I am curious about the nature of the output being rasterised bitmaps. I would have expected that it was easier for a model to generate output based on primitives that it learned as geometric shapes with spatial relationships (what does an "arm" look like, etc. as a shape). I would like to know if the model does have a layer that represents these and then it effectively "renders" them as rasterised images, or is it really computing at the level of pixels. So far I have not seen anything other than rasterised pixels.

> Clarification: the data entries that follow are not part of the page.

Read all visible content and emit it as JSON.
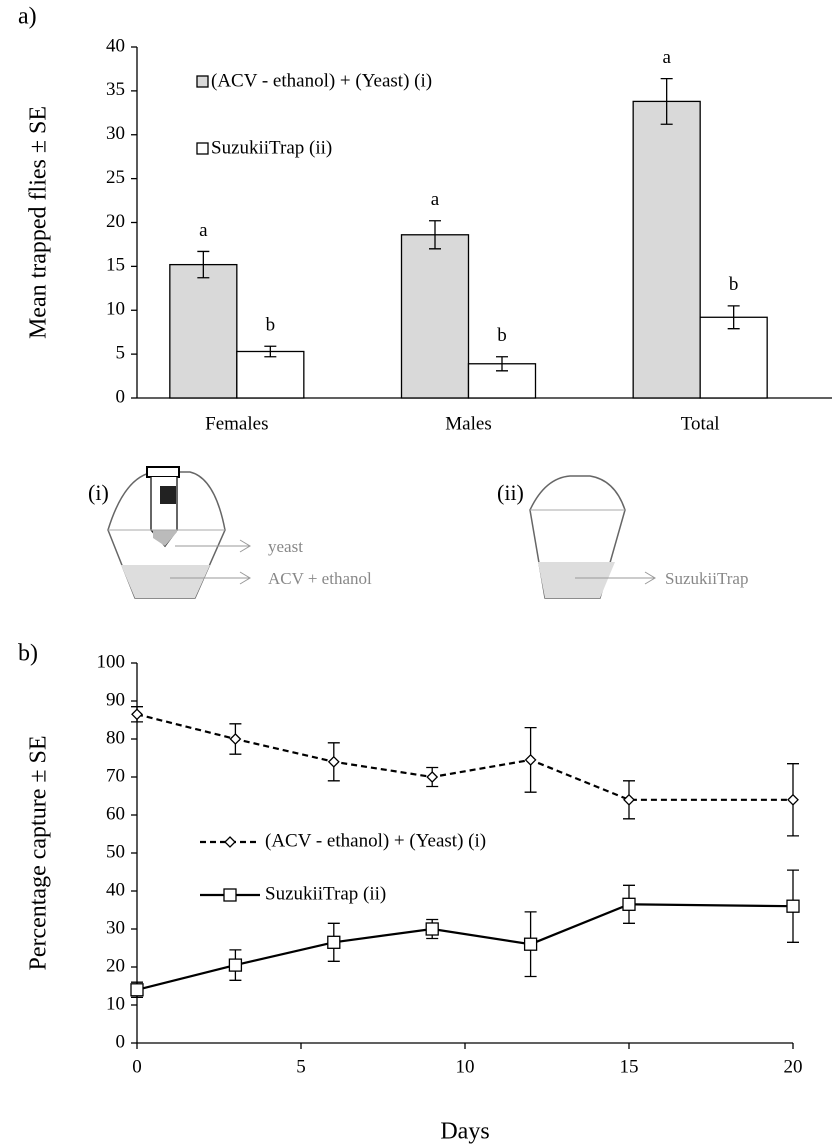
{
  "chart_data": [
    {
      "type": "bar",
      "panel_label": "a)",
      "y_label": "Mean trapped flies ± SE",
      "categories": [
        "Females",
        "Males",
        "Total"
      ],
      "series": [
        {
          "name": "(ACV - ethanol) + (Yeast)  (i)",
          "color": "#d9d9d9",
          "values": [
            15.2,
            18.6,
            33.8
          ],
          "errors": [
            1.5,
            1.6,
            2.6
          ],
          "letters": [
            "a",
            "a",
            "a"
          ]
        },
        {
          "name": "SuzukiiTrap   (ii)",
          "color": "#ffffff",
          "values": [
            5.3,
            3.9,
            9.2
          ],
          "errors": [
            0.6,
            0.8,
            1.3
          ],
          "letters": [
            "b",
            "b",
            "b"
          ]
        }
      ],
      "ylim": [
        0,
        40
      ],
      "yticks": [
        0,
        5,
        10,
        15,
        20,
        25,
        30,
        35,
        40
      ]
    },
    {
      "type": "line",
      "panel_label": "b)",
      "x_label": "Days",
      "y_label": "Percentage capture ± SE",
      "x": [
        0,
        3,
        6,
        9,
        12,
        15,
        20
      ],
      "series": [
        {
          "name": "(ACV - ethanol) + (Yeast)  (i)",
          "color": "#000000",
          "linestyle": "dashed",
          "marker": "diamond",
          "values": [
            86.5,
            80,
            74,
            70,
            74.5,
            64,
            64
          ],
          "errors": [
            2,
            4,
            5,
            2.5,
            8.5,
            5,
            9.5
          ]
        },
        {
          "name": "SuzukiiTrap   (ii)",
          "color": "#000000",
          "linestyle": "solid",
          "marker": "square",
          "values": [
            14,
            20.5,
            26.5,
            30,
            26,
            36.5,
            36
          ],
          "errors": [
            2,
            4,
            5,
            2.5,
            8.5,
            5,
            9.5
          ]
        }
      ],
      "xlim": [
        0,
        20
      ],
      "xticks": [
        0,
        5,
        10,
        15,
        20
      ],
      "ylim": [
        0,
        100
      ],
      "yticks": [
        0,
        10,
        20,
        30,
        40,
        50,
        60,
        70,
        80,
        90,
        100
      ]
    }
  ],
  "diagram": {
    "trap_i": {
      "label": "(i)",
      "arrows": [
        "yeast",
        "ACV + ethanol"
      ]
    },
    "trap_ii": {
      "label": "(ii)",
      "arrows": [
        "SuzukiiTrap"
      ]
    }
  }
}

I guess it matters because most of these images are unusable for further purposes because they can't really be edited and touched up easily to fix up all the flaws or do the final adaptation. Are there any options that generate the images in anything like vector art that would then facilitate the downstream finishing process rather than fully rasterised bitmaps?
Is it possible to generate AI art but also provide a list of citations (maybe weighted) as metadata to help figure which original images most contributed to the generated image?
I feel this would help a lot with giving artists more credit with the AI art outputs.
Very exciting to have a brand new technology that you can see quickly advancing and branching out into all kinds of things every week. I wonder how long this current run is going to last and where it ends up.
I'm very impressed, the first sentence I tried was something like "a half submerged archimedes screw ship plowing through sea ice". It had some pretty good ideas of what it might look like.
My only gripe is the usual one in the AI field: very sloppy nomenclature.
Reading about diffusion models I first expected a novel parametrized family of functions, otherwise known as an "architecture".
Instead it seems more like a training method, so a nomenclature of "diffusion training" would seem more apt.
The model runs on just about anything, it's just a question of how fast. My Intel i7 CPU can use OpenVINO to generate a standard image in about 25 minutes. The M1 can do it in ~45 seconds. For comparison, modern GPUs take about 10 seconds.
One oddity for me (and I haven't played with a lot of AI art, so maybe this is normal): every time I try to describe a person, it generates like four to seven different faces.
ha! Generative art is an image search engine with fancy interpolation. Would it be tractible to find a list of nearest training examples? Then you could cite the stolen art. Imagine that as a Twitter bot.
I think these AI art tools are great for finally enabling the masses to unleash their creativity without having to have true art skills. It’s like the equivalent of “no-code” style platforms, except because this is art, we can be a lot more forgiving if the results aren’t perfect. No need for “artists” to have a monopoly on artwork, we’re all artists.
Is it just me, or does anyone else think that this is an impossible and futile task? I don't have a solid grasp on what kind of censorship is possible with this technology, but the goal seems to be on par with making sure nobody says anything mean online. People are extremely creative and are going to find the prompts that generate the "harmful" images.